The Daily Mail: literally never wrong, nor batshit mad

It has been announced that the Daily Mail will be allowed to make key decisions regarding the fate of British Jihadis, after the former head of counter-terrorism said he thought their ideas were “on the money”.

Robert Quick said “I was working through the policy implications of letting homegrown Islamists join IS provided they agree never to come back, when I suddenly realised that I was basically quoting a Daily Mail article by John Littlerick, saying we should ‘bloody well send ’em out there and good riddance’.

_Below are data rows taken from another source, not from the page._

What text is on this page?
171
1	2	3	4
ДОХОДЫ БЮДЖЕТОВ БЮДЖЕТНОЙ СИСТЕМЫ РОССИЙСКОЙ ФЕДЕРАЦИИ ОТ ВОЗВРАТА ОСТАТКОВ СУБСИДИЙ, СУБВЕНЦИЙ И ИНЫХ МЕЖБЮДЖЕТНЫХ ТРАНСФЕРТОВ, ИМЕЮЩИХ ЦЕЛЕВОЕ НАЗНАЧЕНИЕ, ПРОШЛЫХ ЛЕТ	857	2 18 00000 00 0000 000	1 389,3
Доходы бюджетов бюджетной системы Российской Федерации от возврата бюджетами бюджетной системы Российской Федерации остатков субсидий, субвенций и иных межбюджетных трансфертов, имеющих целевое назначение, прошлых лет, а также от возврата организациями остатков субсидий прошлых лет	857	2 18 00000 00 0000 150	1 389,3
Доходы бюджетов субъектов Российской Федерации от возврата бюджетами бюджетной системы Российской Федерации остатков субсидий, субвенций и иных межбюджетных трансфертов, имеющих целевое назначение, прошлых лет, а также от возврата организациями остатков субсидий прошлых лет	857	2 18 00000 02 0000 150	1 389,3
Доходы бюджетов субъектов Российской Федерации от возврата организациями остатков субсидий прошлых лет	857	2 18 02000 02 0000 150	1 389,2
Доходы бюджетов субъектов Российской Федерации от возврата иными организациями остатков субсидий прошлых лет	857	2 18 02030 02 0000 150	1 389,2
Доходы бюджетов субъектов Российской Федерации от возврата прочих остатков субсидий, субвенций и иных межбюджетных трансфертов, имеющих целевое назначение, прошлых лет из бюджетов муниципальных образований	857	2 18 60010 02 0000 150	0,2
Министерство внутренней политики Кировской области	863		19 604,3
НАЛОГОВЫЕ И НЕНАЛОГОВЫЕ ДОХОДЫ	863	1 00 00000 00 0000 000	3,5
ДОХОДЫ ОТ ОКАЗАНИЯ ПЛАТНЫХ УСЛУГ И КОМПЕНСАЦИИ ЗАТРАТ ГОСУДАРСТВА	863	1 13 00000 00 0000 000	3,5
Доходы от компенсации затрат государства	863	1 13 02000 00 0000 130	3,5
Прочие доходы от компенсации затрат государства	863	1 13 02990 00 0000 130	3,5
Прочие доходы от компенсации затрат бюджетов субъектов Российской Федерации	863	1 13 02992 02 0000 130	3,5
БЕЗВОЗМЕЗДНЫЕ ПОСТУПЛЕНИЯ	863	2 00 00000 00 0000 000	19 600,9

“I started to look through back issues, and found pretty much the same thing had been expressed on every page for a decade. Ever since 7/7 Britain’s meanest-minded journalists have encouraged everyone to think we should stick the towelheads on a plane, then tell them to fuck off and not come back. And maybe shoot the plane down.

“It’s just possible I have been taken over by some sort of hideous parasite that is eating its way through my brain and controlling me, like those horrible little worms do to ants.”

A spokesperson for the Daily Mail said that the paper was delighted it would be given such powers, and that a three part strategy was being rolled out, in which Muslims would intially be restricted by curfew laws, then be branded with a huge satanic face, and finally rounded up into football stadiums and gassed.

Person who isn’t insane, Samantha Furcup said “It’s true we need to do something about the small minority of utter cunts who want to kill innocent people because of their make-believe friends.

“But it’s also true that when your solution is to do what the Daily Mail says, then it is time to scrap it and come up with something else. But only after sitting in the corner and having a Long Hard Think About What You’ve Done.”